Consider: The Tigers have played in ten bowl games, and only one of them had existed as many as ten years when Memphis appeared in the game. Remember the 1956 Burley Bowl? Of course you don’t. First played in 1945, that game between Memphis State College and East Tennessee State (won by the Tigers) was the last Burley Bowl ever played. The 1971 Pasadena Bowl? For twenty years, that event was called “the Junior Rose Bowl.” Because it was played between junior college programs until 1967. The Tigers played in the third New Orleans Bowl (2003), the sixth GMAC Bowl (2004), the ninth Motor City Bowl (2005). And so on. Two of the recent bowl games Memphis has played in — the Motor City and Miami Beach (2014) — no longer exist.

When Memphis and Iowa State kick things off on December 30th, the Tigers will be playing in the 59th-annual AutoZone Liberty Bowl. No, it’s not a trip to a tropical region or the grand stage of the New Year’s Six. But it will be a prestigious event that just happens to be held on the same turf the Tigers call home. This is like leaving for college, only to return home for summer and falling in love with someone you’d passed in high school halls for years. (I know this magic distinctly.)

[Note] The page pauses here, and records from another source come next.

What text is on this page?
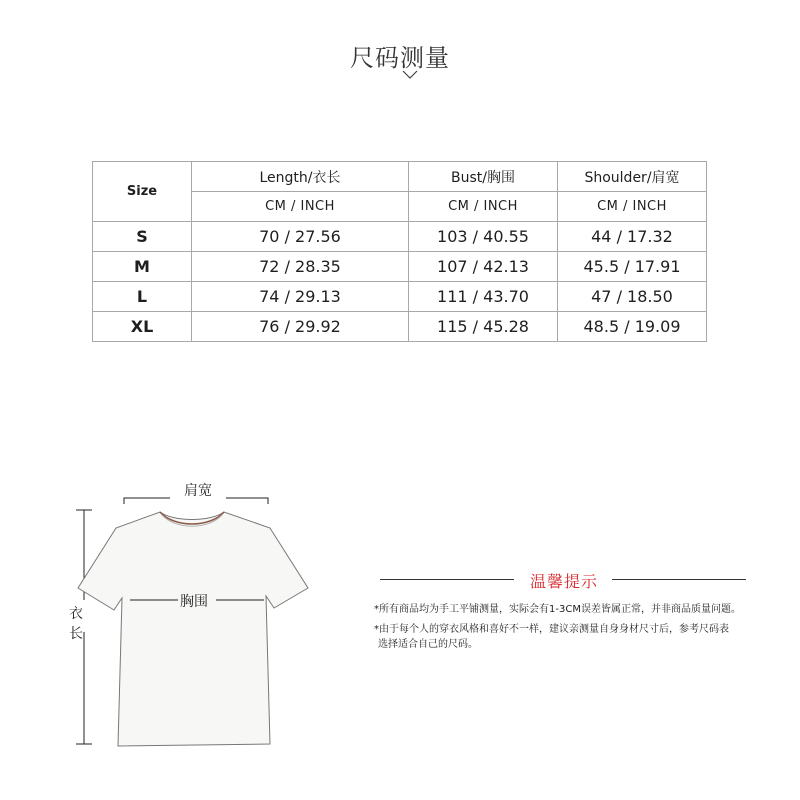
尺码测量
Size	Length/衣长	Bust/胸围	Shoulder/肩宽
	CM / INCH	CM / INCH	CM / INCH
S	70 / 27.56	103 / 40.55	44 / 17.32
M	72 / 28.35	107 / 42.13	45.5 / 17.91
L	74 / 29.13	111 / 43.70	47 / 18.50
XL	76 / 29.92	115 / 45.28	48.5 / 19.09
肩宽
胸围
衣长
温馨提示
*所有商品均为手工平铺测量，实际会有1-3CM误差皆属正常，并非商品质量问题。
*由于每个人的穿衣风格和喜好不一样，建议亲测量自身身材尺寸后，参考尺码表
选择适合自己的尺码。
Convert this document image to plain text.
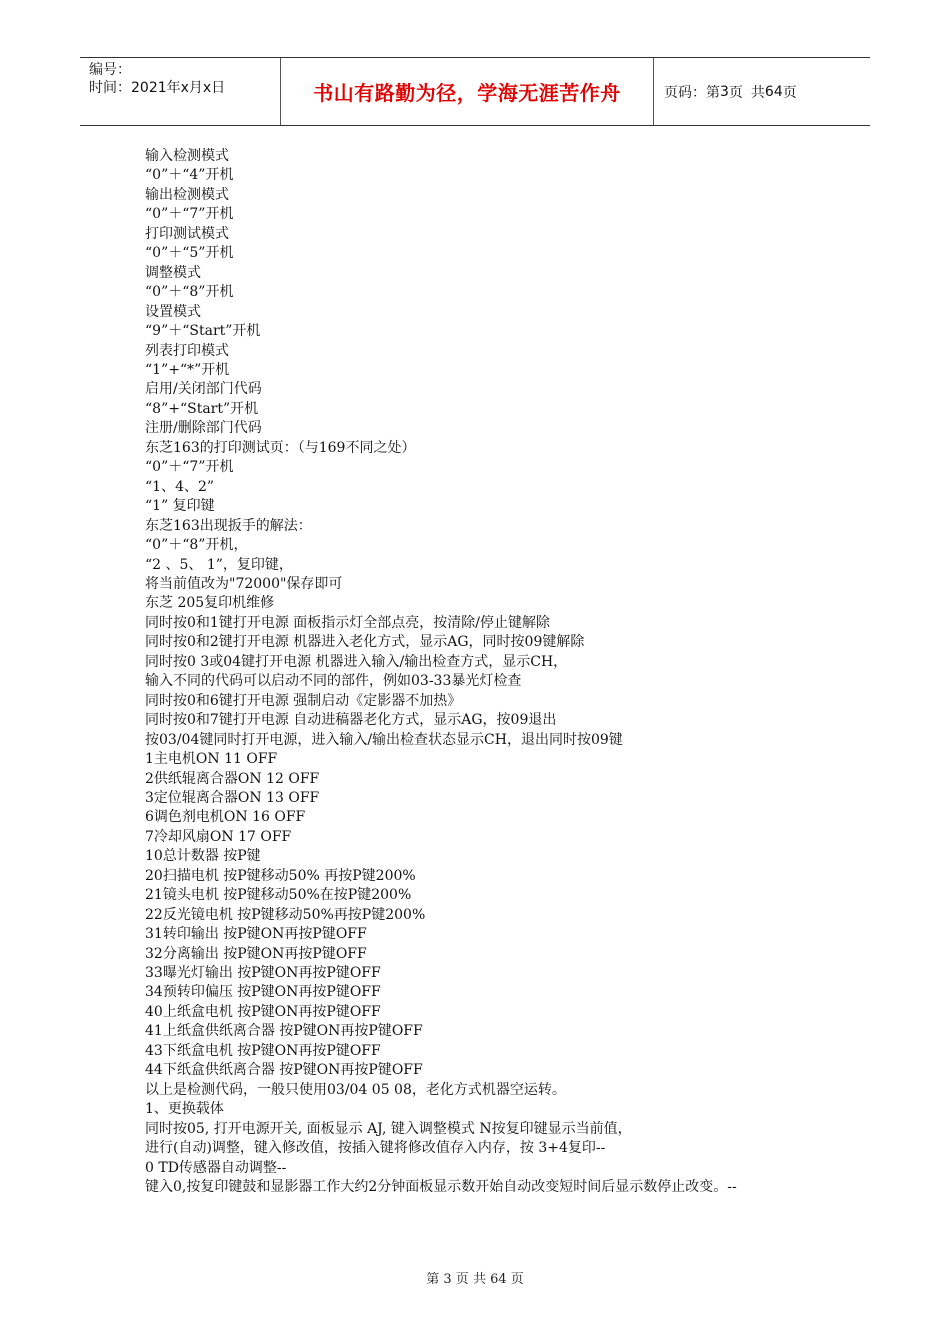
编号：
时间：2021年x月x日	书山有路勤为径，学海无涯苦作舟	页码：第 3 页 共 64 页
输入检测模式
“0”＋“4”开机
输出检测模式
“0”＋“7”开机
打印测试模式
“0”＋“5”开机
调整模式
“0”＋“8”开机
设置模式
“9”＋“Start”开机
列表打印模式
“1”+“*”开机
启用/关闭部门代码
“8”+“Start”开机
注册/删除部门代码
东芝163的打印测试页：（与169不同之处）
“0”＋“7”开机
“1、4、2”
“1” 复印键
东芝163出现扳手的解法：
“0”＋“8”开机，
“2 、5、 1”，复印键，
将当前值改为"72000"保存即可
东芝 205复印机维修
同时按0和1键打开电源 面板指示灯全部点亮，按清除/停止键解除
同时按0和2键打开电源 机器进入老化方式，显示AG，同时按09键解除
同时按0 3或04键打开电源 机器进入输入/输出检查方式，显示CH，
输入不同的代码可以启动不同的部件，例如03-33暴光灯检查
同时按0和6键打开电源 强制启动《定影器不加热》
同时按0和7键打开电源 自动进稿器老化方式，显示AG，按09退出
按03/04键同时打开电源，进入输入/输出检查状态显示CH，退出同时按09键
1主电机ON 11 OFF
2供纸辊离合器ON 12 OFF
3定位辊离合器ON 13 OFF
6调色剂电机ON 16 OFF
7冷却风扇ON 17 OFF
10总计数器 按P键
20扫描电机 按P键移动50% 再按P键200%
21镜头电机 按P键移动50%在按P键200%
22反光镜电机 按P键移动50%再按P键200%
31转印输出 按P键ON再按P键OFF
32分离输出 按P键ON再按P键OFF
33曝光灯输出 按P键ON再按P键OFF
34预转印偏压 按P键ON再按P键OFF
40上纸盒电机 按P键ON再按P键OFF
41上纸盒供纸离合器 按P键ON再按P键OFF
43下纸盒电机 按P键ON再按P键OFF
44下纸盒供纸离合器 按P键ON再按P键OFF
以上是检测代码，一般只使用03/04 05 08，老化方式机器空运转。
1、更换载体
同时按05, 打开电源开关, 面板显示 AJ, 键入调整模式 N按复印键显示当前值，
进行(自动)调整，键入修改值，按插入键将修改值存入内存，按 3+4复印--
0 TD传感器自动调整--
键入0,按复印键鼓和显影器工作大约2分钟面板显示数开始自动改变短时间后显示数停止改变。--
第 3 页 共 64 页
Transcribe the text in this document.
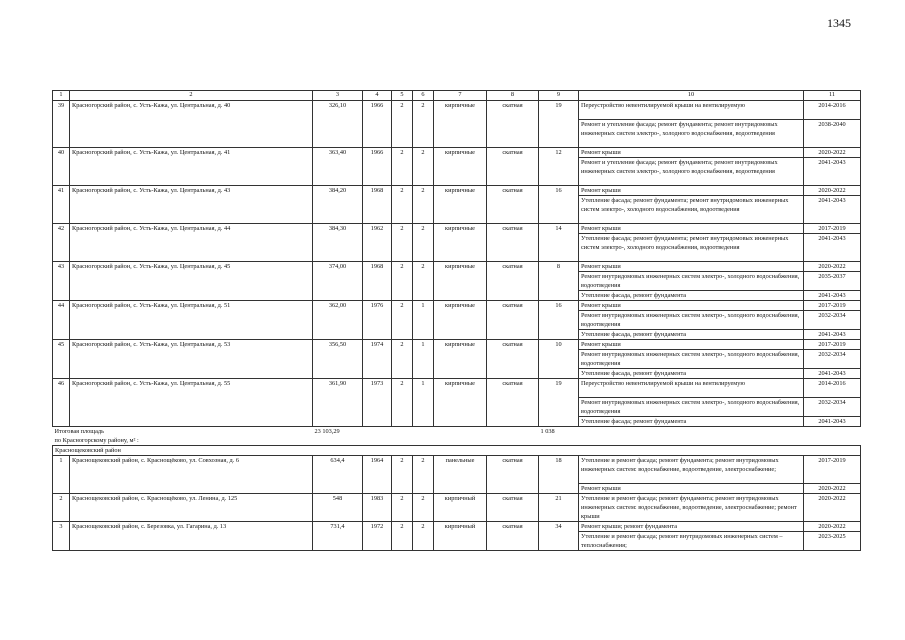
1345
1	2	3	4	5	6	7	8	9	10	11
39	Красногорский район, с. Усть-Кажа, ул. Центральная, д. 40	326,10	1966	2	2	кирпичные	скатная	19	Переустройство невентилируемой крыши на вентилируемую	2014-2016
									Ремонт и утепление фасада; ремонт фундамента; ремонт внутридомовых инженерных систем электро-, холодного водоснабжения, водоотведения	2038-2040
40	Красногорский район, с. Усть-Кажа, ул. Центральная, д. 41	363,40	1966	2	2	кирпичные	скатная	12	Ремонт крыши	2020-2022
									Ремонт и утепление фасада; ремонт фундамента; ремонт внутридомовых инженерных систем электро-, холодного водоснабжения, водоотведения	2041-2043
41	Красногорский район, с. Усть-Кажа, ул. Центральная, д. 43	384,20	1968	2	2	кирпичные	скатная	16	Ремонт крыши	2020-2022
									Утепление фасада; ремонт фундамента; ремонт внутридомовых инженерных систем электро-, холодного водоснабжения, водоотведения	2041-2043
42	Красногорский район, с. Усть-Кажа, ул. Центральная, д. 44	384,30	1962	2	2	кирпичные	скатная	14	Ремонт крыши	2017-2019
									Утепление фасада; ремонт фундамента; ремонт внутридомовых инженерных систем электро-, холодного водоснабжения, водоотведения	2041-2043
43	Красногорский район, с. Усть-Кажа, ул. Центральная, д. 45	374,00	1968	2	2	кирпичные	скатная	8	Ремонт крыши	2020-2022
									Ремонт внутридомовых инженерных систем электро-, холодного водоснабжения, водоотведения	2035-2037
									Утепление фасада, ремонт фундамента	2041-2043
44	Красногорский район, с. Усть-Кажа, ул. Центральная, д. 51	362,00	1976	2	1	кирпичные	скатная	16	Ремонт крыши	2017-2019
									Ремонт внутридомовых инженерных систем электро-, холодного водоснабжения, водоотведения	2032-2034
									Утепление фасада, ремонт фундамента	2041-2043
45	Красногорский район, с. Усть-Кажа, ул. Центральная, д. 53	356,50	1974	2	1	кирпичные	скатная	10	Ремонт крыши	2017-2019
									Ремонт внутридомовых инженерных систем электро-, холодного водоснабжения, водоотведения	2032-2034
									Утепление фасада, ремонт фундамента	2041-2043
46	Красногорский район, с. Усть-Кажа, ул. Центральная, д. 55	361,90	1973	2	1	кирпичные	скатная	19	Переустройство невентилируемой крыши на вентилируемую	2014-2016
									Ремонт внутридомовых инженерных систем электро-, холодного водоснабжения, водоотведения	2032-2034
									Утепление фасада; ремонт фундамента	2041-2043

Итоговая площадь
по Красногорскому району, м² :		23 103,29						1 038		
Краснощековский район										
1	Краснощековский район, с. Краснощёково, ул. Совхозная, д. 6	634,4	1964	2	2	панельные	скатная	18	Утепление и ремонт фасада; ремонт фундамента; ремонт внутридомовых инженерных систем: водоснабжение, водоотведение, электроснабжение;	2017-2019
									Ремонт крыши	2020-2022
2	Краснощековский район, с. Краснощёково, ул. Ленина, д. 125	548	1983	2	2	кирпичный	скатная	21	Утепление и ремонт фасада; ремонт фундамента; ремонт внутридомовых инженерных систем: водоснабжение, водоотведение, электроснабжение; ремонт крыши	2020-2022
3	Краснощековский район, с. Березовка, ул. Гагарина, д. 13	731,4	1972	2	2	кирпичный	скатная	34	Ремонт крыши; ремонт фундамента	2020-2022
									Утепление и ремонт фасада; ремонт внутридомовых инженерных систем – теплоснабжения;	2023-2025
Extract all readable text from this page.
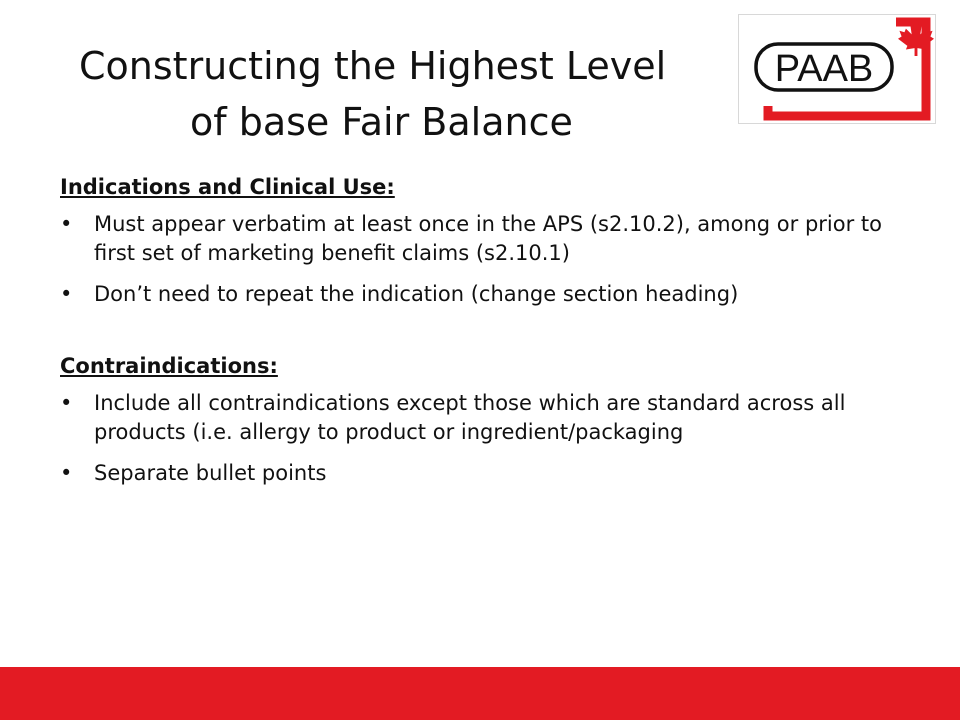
Constructing the Highest Level
of base Fair Balance
PAAB
Indications and Clinical Use:
• Must appear verbatim at least once in the APS (s2.10.2), among or prior to first set of marketing benefit claims (s2.10.1)
• Don’t need to repeat the indication (change section heading)
Contraindications:
• Include all contraindications except those which are standard across all products (i.e. allergy to product or ingredient/packaging
• Separate bullet points
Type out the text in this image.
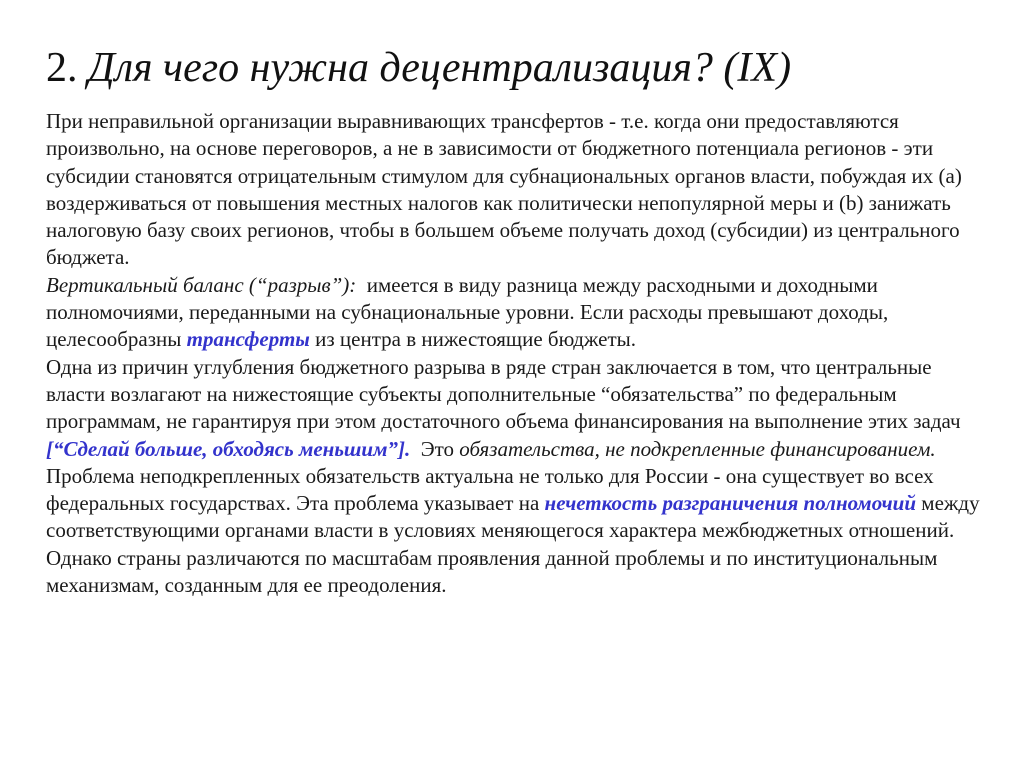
2. Для чего нужна децентрализация? (IX)

При неправильной организации выравнивающих трансфертов - т.е. когда они предоставляются произвольно, на основе переговоров, а не в зависимости от бюджетного потенциала регионов - эти субсидии становятся отрицательным стимулом для субнациональных органов власти, побуждая их (а) воздерживаться от повышения местных налогов как политически непопулярной меры и (b) занижать налоговую базу своих регионов, чтобы в большем объеме получать доход (субсидии) из центрального бюджета.

Вертикальный баланс (“разрыв”): имеется в виду разница между расходными и доходными полномочиями, переданными на субнациональные уровни. Если расходы превышают доходы, целесообразны трансферты из центра в нижестоящие бюджеты.

Одна из причин углубления бюджетного разрыва в ряде стран заключается в том, что центральные власти возлагают на нижестоящие субъекты дополнительные “обязательства” по федеральным программам, не гарантируя при этом достаточного объема финансирования на выполнение этих задач [“Сделай больше, обходясь меньшим”]. Это обязательства, не подкрепленные финансированием.

Проблема неподкрепленных обязательств актуальна не только для России - она существует во всех федеральных государствах. Эта проблема указывает на нечеткость разграничения полномочий между соответствующими органами власти в условиях меняющегося характера межбюджетных отношений. Однако страны различаются по масштабам проявления данной проблемы и по институциональным механизмам, созданным для ее преодоления.
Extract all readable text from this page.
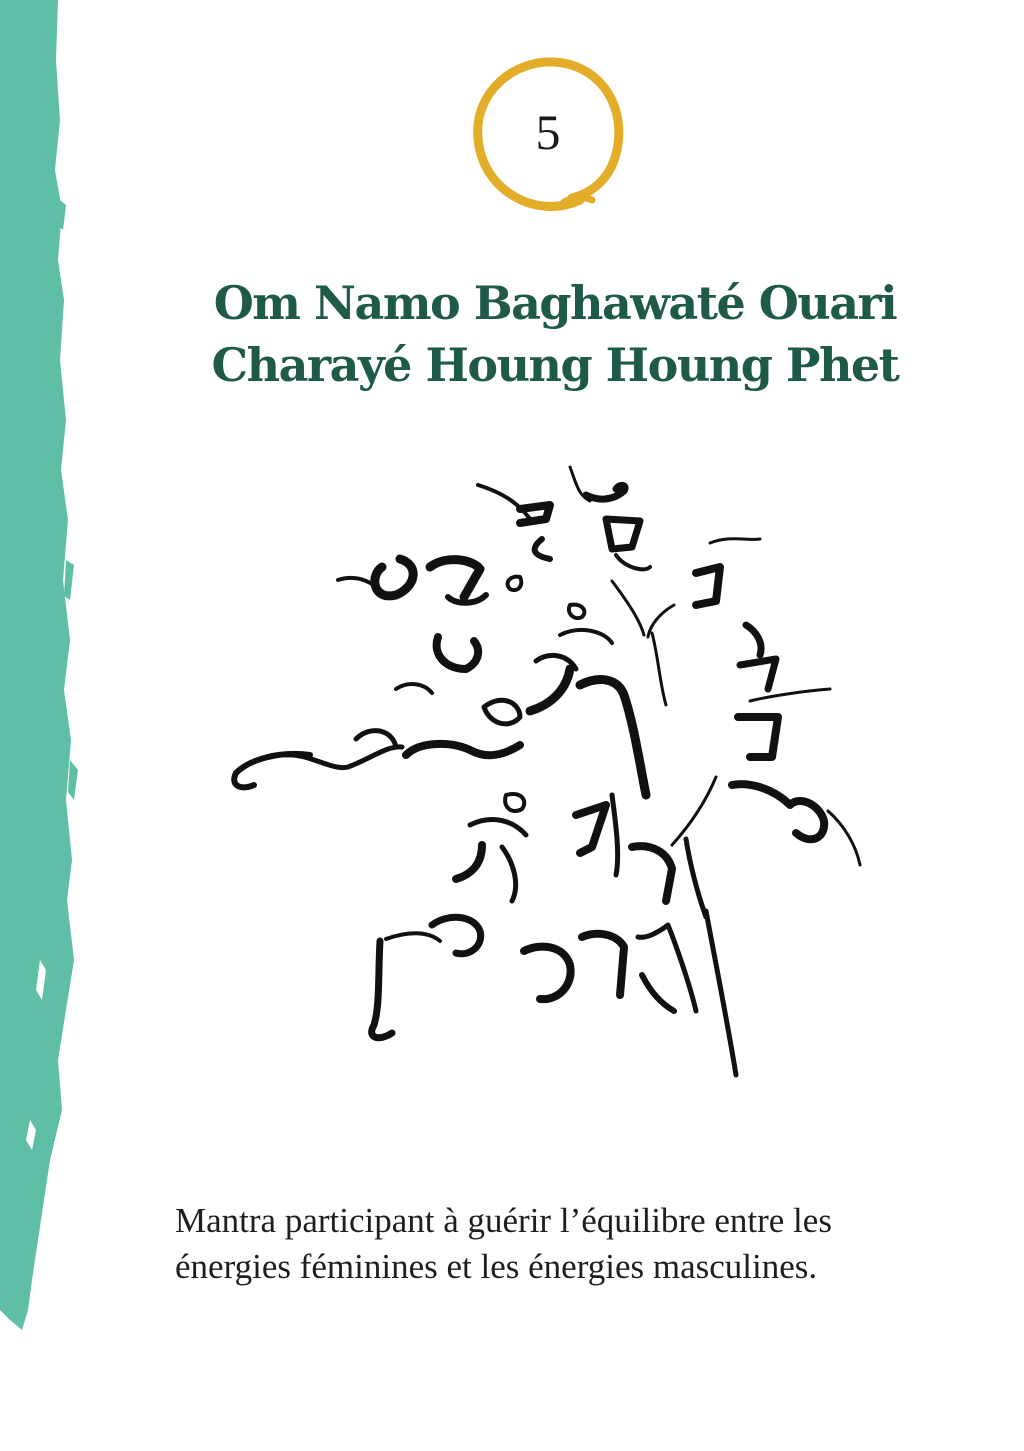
5
Om Namo Baghawaté Ouari
Charayé Houng Houng Phet
Mantra participant à guérir l’équilibre entre les énergies féminines et les énergies masculines.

And let’s not forget the football team Memphis will be cheering. If it can’t already be called the greatest in the history of the program, it’s now leading the conversation. A win in the Liberty Bowl would give the Tigers 11 for the season, a total never reached in more than a century of Memphis football. The team has scored the most points (572) in program history and needed only 12 games to break the record set in 13 contests by the 2015 team.

And bless the football gods for giving Memphis fans one more chance to see seniors Riley Ferguson and Anthony Miller do extraordinary things in blue and gray. Before the end of the first quarter, Ferguson should become the first Memphis quarterback to pass for 4,000 yards in a season (he needs 29). If Miller catches eight passes, he’ll become the first Memphis receiver to pull down 100 receptions in a season. And 93 yards would give the Christian Brothers High School alum 1,500 for the year. We will not see these numbers regularly, if ever again. Ferguson and Miller, it can be said, are the Finch and Robinson of Memphis football.

Embrace the disappointment, if such is possible. The Peach Bowl was there for the taking. (Note: The first Peach Bowl was played in 1968, three years after the Liberty Bowl game had moved to Memphis.) But a top-20 Memphis football team is playing in one of the top 10 (out of 40!) bowl games in the country. Right here in Memphis. Liberty is a blessing.